Hold up while I change your life.
I wish I’d come up with this myself, but must give credit where credit is due to the boys I met in Andorra. It’s so bad that it’s good. It’s the kind of thing your mum would tell you “I’m not mad, I’m just very disappointed”. That’s when you know you’ve really made it in life.
For the price of a Pret salad, you can become a student. Yes, that’s right. Head over to Wowcher, and check out their courses. You need to find one with a NUS logo, which is the student body you’re after. If anyone’s cat ever needs CPR, I’m enrolled in feline first aid ??
Next, and this is the vital bit: get onto the NUS site and sign up for your card. I thought by buying the Wowcher course, it came automatically, and waited for weeks until the guys told me that this is the vital step. You even get to pick your photo. It’s fine to have sunnies on in an ID photo right?

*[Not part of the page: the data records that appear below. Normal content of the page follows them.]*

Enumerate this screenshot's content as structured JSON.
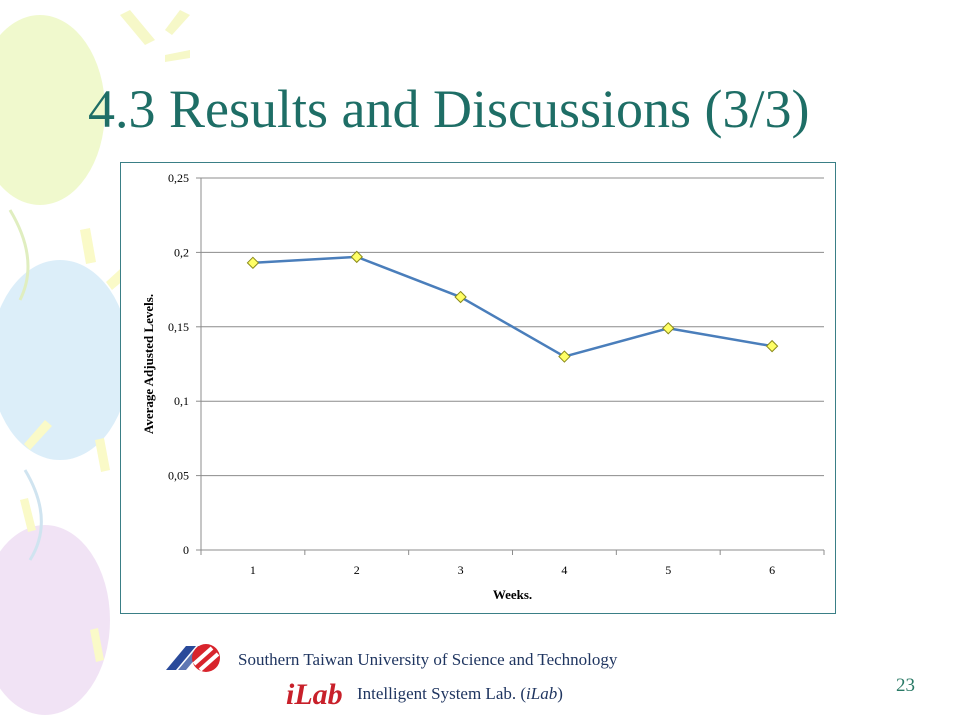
{
  "slide": {
    "title": "4.3 Results and Discussions (3/3)",
    "page_number": "23"
  },
  "footer": {
    "university": "Southern Taiwan University of Science and Technology",
    "lab_name": "Intelligent System Lab. (",
    "lab_abbr": "iLab",
    "lab_close": ")",
    "lab_logo_text": "iLab"
  },
  "colors": {
    "title": "#1e6e66",
    "line": "#4a7ebb",
    "marker_fill": "#ffff66",
    "marker_stroke": "#8a8a1a",
    "footer_text": "#1f3560"
  },
  "chart_data": {
    "type": "line",
    "xlabel": "Weeks.",
    "ylabel": "Average Adjusted Levels.",
    "categories": [
      "1",
      "2",
      "3",
      "4",
      "5",
      "6"
    ],
    "values": [
      0.193,
      0.197,
      0.17,
      0.13,
      0.149,
      0.137
    ],
    "ylim": [
      0,
      0.25
    ],
    "yticks": [
      0,
      0.05,
      0.1,
      0.15,
      0.2,
      0.25
    ],
    "ytick_labels": [
      "0",
      "0,05",
      "0,1",
      "0,15",
      "0,2",
      "0,25"
    ],
    "grid": "horizontal",
    "marker": "diamond"
  }
}
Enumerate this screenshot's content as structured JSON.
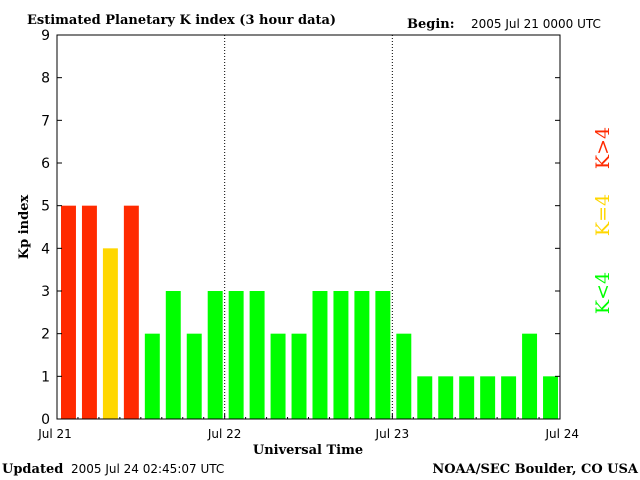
{
  "chart_data": {
    "type": "bar",
    "title": "Estimated Planetary K index (3 hour data)",
    "begin_label": "Begin:",
    "begin_value": "2005 Jul 21 0000 UTC",
    "xlabel": "Universal Time",
    "ylabel": "Kp index",
    "ylim": [
      0,
      9
    ],
    "yticks": [
      "0",
      "1",
      "2",
      "3",
      "4",
      "5",
      "6",
      "7",
      "8",
      "9"
    ],
    "xticks": [
      "Jul 21",
      "Jul 22",
      "Jul 23",
      "Jul 24"
    ],
    "values": [
      5,
      5,
      4,
      5,
      2,
      3,
      2,
      3,
      3,
      3,
      2,
      2,
      3,
      3,
      3,
      3,
      2,
      1,
      1,
      1,
      1,
      1,
      2,
      1
    ],
    "colors": {
      "below_4": "#00ff00",
      "equal_4": "#ffd700",
      "above_4": "#ff2a00"
    },
    "legend": {
      "below_4": "K<4",
      "equal_4": "K=4",
      "above_4": "K>4"
    },
    "grid": "dotted vertical lines at day boundaries"
  },
  "footer": {
    "updated_label": "Updated",
    "updated_value": "2005 Jul 24 02:45:07 UTC",
    "source": "NOAA/SEC Boulder, CO USA"
  }
}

Then sit by the letterbox creeping until the mailman drops it like it’s hot. While you’re killing time, you can head to NUS to check out your discounts: pizza at everywhere, clothes online and in store, as well and gym memberships and cheap entrances to theme parks. It comes in handy in Europe too, I got into a museum for kids prices in Berlin just for flashing this bad boy.
I wish I’d known about this sooner, but I’m determined to make my money back at least. So far I’ve saved £8.45 – somebody stop me!
Get yourself onto this pronto. You can thank me later as you student forever. I’m not even sure if it’s legal, so maybe keep it on the D-low, and whatever you do, don’t tell your mum.